Frequently asked questions
How long does Sushi Bar Style Shrimp and Snow Tuna Rice Bowl take to make?
Total time is about 35 minutes (25 min prep + 10 min cook). Most home cooks find this fits comfortably into a weeknight; double the batch on Sunday for two dinners.
How do I store leftover Sushi Bar Style Shrimp and Snow Tuna Rice Bowl?
Cool to room temperature within 2 hours, then store in an airtight container in the fridge for up to 4 days. Reheat covered in a 350°F oven for 10-12 minutes, or microwave at 70% power in 60-second bursts to keep sushi rice from drying out.
Can I substitute ingredients in Sushi Bar Style Shrimp and Snow Tuna Rice Bowl?
Yes — most ingredients in this recipe have flexible swaps. For oil, use any neutral high-smoke-point oil (avocado, grapeseed, refined coconut). For aromatics, dried herbs at ⅓ the volume of fresh work in a pinch.
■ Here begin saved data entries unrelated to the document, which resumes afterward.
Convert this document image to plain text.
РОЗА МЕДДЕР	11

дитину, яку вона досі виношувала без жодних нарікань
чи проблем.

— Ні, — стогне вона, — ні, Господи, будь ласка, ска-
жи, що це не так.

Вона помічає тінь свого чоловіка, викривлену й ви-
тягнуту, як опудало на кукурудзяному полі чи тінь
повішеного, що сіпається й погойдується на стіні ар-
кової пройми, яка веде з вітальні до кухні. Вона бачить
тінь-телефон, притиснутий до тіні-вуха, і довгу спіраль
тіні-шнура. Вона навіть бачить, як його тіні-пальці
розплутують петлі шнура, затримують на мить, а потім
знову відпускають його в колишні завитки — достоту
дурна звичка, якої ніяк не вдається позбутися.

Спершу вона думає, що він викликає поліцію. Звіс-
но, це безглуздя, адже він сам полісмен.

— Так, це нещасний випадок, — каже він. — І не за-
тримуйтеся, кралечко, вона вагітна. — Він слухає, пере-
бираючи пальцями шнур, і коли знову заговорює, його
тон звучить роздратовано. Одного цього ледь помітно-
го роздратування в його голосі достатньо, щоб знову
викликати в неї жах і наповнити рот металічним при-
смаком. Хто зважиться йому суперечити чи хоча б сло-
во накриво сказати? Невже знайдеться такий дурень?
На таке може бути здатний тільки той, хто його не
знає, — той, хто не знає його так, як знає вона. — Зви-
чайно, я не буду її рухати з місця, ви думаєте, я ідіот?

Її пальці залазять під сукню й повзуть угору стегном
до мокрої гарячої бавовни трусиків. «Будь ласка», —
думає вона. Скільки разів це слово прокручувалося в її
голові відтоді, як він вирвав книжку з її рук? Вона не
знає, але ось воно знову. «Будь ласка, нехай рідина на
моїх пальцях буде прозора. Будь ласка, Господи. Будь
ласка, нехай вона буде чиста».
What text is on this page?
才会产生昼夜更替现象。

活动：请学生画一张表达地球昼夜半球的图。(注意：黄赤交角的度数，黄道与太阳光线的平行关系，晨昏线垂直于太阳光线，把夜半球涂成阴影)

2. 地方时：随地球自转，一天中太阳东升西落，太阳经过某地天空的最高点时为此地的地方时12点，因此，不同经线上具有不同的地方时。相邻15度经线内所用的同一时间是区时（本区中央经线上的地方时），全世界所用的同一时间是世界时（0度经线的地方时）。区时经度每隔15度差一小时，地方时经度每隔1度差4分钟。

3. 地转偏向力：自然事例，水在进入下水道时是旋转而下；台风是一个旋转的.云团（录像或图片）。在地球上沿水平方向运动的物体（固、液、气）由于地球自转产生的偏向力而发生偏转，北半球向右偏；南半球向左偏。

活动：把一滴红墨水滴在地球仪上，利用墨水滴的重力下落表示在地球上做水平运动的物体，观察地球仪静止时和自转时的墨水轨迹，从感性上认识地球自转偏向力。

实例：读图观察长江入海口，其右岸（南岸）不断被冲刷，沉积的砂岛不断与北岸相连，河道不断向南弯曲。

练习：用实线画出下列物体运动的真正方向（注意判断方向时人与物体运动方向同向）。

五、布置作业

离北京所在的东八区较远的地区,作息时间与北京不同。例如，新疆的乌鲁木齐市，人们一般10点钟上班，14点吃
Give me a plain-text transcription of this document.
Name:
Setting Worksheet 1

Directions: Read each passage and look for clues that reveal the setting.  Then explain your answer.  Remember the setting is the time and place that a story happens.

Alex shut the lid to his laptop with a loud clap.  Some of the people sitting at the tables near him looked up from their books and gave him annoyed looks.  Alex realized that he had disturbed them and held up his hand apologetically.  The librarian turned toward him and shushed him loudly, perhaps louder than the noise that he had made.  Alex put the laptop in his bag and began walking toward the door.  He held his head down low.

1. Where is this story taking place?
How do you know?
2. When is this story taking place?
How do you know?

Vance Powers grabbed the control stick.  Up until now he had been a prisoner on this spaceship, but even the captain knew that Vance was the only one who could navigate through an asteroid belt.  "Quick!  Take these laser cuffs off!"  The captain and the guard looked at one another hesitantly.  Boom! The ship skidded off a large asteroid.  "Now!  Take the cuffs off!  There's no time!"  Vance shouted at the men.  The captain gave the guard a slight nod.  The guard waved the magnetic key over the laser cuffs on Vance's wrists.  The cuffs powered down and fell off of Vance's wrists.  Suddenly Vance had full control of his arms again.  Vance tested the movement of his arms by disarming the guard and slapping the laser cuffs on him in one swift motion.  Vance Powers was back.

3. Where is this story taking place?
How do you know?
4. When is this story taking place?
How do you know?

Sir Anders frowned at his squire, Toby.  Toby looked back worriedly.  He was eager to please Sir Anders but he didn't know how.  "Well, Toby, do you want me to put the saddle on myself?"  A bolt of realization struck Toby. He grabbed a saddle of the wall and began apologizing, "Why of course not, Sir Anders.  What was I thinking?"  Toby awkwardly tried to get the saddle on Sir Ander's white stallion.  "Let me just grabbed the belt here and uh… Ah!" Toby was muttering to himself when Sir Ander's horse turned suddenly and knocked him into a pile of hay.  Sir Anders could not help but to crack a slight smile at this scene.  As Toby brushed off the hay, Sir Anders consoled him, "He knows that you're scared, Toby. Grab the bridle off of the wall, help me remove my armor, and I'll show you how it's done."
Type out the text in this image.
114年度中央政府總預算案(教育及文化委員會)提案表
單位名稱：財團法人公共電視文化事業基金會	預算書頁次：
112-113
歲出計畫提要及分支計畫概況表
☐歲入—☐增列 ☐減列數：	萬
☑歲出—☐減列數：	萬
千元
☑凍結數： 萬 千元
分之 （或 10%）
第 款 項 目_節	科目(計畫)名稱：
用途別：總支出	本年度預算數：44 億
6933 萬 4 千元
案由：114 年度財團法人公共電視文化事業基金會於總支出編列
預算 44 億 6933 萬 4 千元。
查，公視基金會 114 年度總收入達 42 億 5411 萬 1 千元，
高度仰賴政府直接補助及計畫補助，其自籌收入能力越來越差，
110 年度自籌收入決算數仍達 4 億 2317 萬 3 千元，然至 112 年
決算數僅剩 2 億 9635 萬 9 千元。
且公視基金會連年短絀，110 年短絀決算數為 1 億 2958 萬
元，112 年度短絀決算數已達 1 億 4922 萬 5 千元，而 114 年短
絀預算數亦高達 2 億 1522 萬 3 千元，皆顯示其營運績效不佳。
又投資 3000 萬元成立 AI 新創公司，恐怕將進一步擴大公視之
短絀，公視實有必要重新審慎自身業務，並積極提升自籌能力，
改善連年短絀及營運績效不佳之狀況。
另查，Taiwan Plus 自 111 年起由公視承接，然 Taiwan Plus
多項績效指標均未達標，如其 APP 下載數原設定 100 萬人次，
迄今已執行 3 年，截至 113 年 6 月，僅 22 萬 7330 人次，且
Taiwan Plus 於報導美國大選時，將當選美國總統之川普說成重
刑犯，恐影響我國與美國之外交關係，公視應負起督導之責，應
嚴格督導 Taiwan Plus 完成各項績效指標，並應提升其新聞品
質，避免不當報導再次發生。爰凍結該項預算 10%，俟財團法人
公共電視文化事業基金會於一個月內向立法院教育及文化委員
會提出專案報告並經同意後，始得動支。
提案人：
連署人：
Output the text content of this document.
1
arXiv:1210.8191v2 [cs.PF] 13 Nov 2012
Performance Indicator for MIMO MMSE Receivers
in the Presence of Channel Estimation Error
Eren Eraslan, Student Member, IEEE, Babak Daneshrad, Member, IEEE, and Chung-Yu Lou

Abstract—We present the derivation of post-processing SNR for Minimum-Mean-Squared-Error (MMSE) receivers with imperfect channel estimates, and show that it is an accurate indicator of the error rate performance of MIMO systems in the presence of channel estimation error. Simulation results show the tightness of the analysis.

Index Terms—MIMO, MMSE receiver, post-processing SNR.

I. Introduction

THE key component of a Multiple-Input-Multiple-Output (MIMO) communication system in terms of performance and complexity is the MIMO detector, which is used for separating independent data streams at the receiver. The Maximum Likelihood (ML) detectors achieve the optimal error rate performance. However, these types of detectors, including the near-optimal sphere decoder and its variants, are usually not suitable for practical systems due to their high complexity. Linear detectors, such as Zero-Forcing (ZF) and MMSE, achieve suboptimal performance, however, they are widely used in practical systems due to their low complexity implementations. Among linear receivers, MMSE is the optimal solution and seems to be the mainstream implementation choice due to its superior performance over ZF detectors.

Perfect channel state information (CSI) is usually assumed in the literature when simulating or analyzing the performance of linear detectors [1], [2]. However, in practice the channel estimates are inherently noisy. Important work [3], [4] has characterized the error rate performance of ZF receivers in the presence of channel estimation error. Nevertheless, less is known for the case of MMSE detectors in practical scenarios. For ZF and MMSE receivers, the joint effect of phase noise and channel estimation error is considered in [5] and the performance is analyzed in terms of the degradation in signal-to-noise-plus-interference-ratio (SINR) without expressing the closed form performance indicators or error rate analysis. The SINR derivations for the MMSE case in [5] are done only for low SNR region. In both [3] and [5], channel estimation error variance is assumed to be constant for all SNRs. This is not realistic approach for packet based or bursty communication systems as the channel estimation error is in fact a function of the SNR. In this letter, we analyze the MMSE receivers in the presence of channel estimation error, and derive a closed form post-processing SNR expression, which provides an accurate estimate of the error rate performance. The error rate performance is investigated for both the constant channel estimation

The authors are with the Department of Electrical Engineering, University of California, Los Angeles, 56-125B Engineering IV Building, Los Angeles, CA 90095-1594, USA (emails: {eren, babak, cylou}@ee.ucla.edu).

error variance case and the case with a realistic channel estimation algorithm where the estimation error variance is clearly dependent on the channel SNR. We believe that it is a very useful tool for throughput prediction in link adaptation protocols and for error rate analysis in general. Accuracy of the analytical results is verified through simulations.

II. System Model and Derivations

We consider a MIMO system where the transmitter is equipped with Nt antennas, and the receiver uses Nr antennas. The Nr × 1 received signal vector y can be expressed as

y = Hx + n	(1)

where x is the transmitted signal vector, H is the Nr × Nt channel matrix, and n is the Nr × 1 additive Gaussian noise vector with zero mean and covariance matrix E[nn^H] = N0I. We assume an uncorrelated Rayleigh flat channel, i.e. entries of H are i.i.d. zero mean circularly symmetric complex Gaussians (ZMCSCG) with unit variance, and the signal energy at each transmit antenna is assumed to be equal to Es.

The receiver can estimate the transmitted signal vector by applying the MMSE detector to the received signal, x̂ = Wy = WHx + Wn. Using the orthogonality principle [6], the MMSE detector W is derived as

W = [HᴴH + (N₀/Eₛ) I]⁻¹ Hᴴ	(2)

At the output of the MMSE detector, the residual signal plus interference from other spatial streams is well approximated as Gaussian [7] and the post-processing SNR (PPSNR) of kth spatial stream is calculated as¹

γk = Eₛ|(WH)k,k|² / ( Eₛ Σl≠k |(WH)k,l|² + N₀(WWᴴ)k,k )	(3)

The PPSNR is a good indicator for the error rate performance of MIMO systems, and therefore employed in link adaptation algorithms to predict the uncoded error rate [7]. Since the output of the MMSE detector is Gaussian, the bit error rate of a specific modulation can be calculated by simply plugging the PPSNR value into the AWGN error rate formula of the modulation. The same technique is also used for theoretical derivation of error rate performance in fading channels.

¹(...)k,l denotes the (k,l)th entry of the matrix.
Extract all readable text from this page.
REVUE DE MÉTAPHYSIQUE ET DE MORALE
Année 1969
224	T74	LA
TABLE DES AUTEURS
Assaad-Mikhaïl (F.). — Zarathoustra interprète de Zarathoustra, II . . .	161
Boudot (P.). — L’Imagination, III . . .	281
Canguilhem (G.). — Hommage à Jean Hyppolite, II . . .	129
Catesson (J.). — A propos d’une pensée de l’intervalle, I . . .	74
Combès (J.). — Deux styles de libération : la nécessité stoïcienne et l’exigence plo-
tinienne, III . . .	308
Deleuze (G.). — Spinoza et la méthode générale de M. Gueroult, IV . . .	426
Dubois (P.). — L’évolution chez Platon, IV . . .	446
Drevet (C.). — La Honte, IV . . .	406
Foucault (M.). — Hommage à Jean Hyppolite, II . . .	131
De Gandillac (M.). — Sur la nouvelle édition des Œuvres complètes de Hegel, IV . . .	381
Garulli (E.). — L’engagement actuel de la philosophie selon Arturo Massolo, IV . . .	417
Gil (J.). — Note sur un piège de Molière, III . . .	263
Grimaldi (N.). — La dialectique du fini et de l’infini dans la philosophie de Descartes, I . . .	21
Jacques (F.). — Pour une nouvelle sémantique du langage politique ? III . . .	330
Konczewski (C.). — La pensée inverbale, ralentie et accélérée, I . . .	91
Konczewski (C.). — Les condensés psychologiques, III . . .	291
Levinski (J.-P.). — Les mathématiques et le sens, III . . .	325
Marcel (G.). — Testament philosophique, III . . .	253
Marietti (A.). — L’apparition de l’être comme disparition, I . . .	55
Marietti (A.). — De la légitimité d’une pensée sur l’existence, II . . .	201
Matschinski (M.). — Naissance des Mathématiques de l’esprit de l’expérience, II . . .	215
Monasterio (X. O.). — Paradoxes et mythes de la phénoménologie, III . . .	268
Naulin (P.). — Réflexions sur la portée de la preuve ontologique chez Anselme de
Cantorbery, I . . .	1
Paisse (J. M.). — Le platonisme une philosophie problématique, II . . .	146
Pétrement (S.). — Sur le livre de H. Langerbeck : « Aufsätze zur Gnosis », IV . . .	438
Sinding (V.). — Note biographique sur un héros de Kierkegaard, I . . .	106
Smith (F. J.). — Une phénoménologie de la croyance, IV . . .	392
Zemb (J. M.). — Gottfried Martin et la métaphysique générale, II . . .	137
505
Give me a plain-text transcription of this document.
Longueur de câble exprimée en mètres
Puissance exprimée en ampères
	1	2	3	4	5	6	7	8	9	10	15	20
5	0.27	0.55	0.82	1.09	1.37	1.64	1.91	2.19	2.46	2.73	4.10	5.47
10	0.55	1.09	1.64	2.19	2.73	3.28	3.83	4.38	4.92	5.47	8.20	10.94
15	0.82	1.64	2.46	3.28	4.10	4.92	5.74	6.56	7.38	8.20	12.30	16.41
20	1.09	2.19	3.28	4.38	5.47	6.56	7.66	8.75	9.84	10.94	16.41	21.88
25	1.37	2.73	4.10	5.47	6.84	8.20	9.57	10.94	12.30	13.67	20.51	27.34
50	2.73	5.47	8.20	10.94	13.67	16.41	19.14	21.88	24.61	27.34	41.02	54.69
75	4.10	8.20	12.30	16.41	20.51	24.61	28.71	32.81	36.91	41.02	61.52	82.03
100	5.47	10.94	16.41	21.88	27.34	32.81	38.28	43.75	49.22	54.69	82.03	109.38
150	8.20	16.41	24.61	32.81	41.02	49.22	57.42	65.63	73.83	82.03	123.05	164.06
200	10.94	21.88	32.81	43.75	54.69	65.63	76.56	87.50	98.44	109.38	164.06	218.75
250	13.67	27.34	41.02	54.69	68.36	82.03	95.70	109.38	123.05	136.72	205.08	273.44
The full ingredient list is shoppable on Instacart so you can see substitutes in real time.
How do I scale Sushi Bar Style Shrimp and Snow Tuna Rice Bowl for a different number of people?
The recipe is written for 2 servings. Multiply each ingredient by (your serving target / 2). Cook time stays roughly the same up to 2x; for 3-4x batches, switch from a skillet to a sheet pan or stockpot so the food isn't crowded — overcrowding steams instead of browns.
What goes well with Sushi Bar Style Shrimp and Snow Tuna Rice Bowl?
Japanese sushi like this pair well with a simple grain (rice, couscous, or crusty bread), a quick salad with acid (lemon vinaigrette, pickled onions), and a pan sauce or yogurt-based dip. Tap "Plan a meal with the AI" to get specific side suggestions.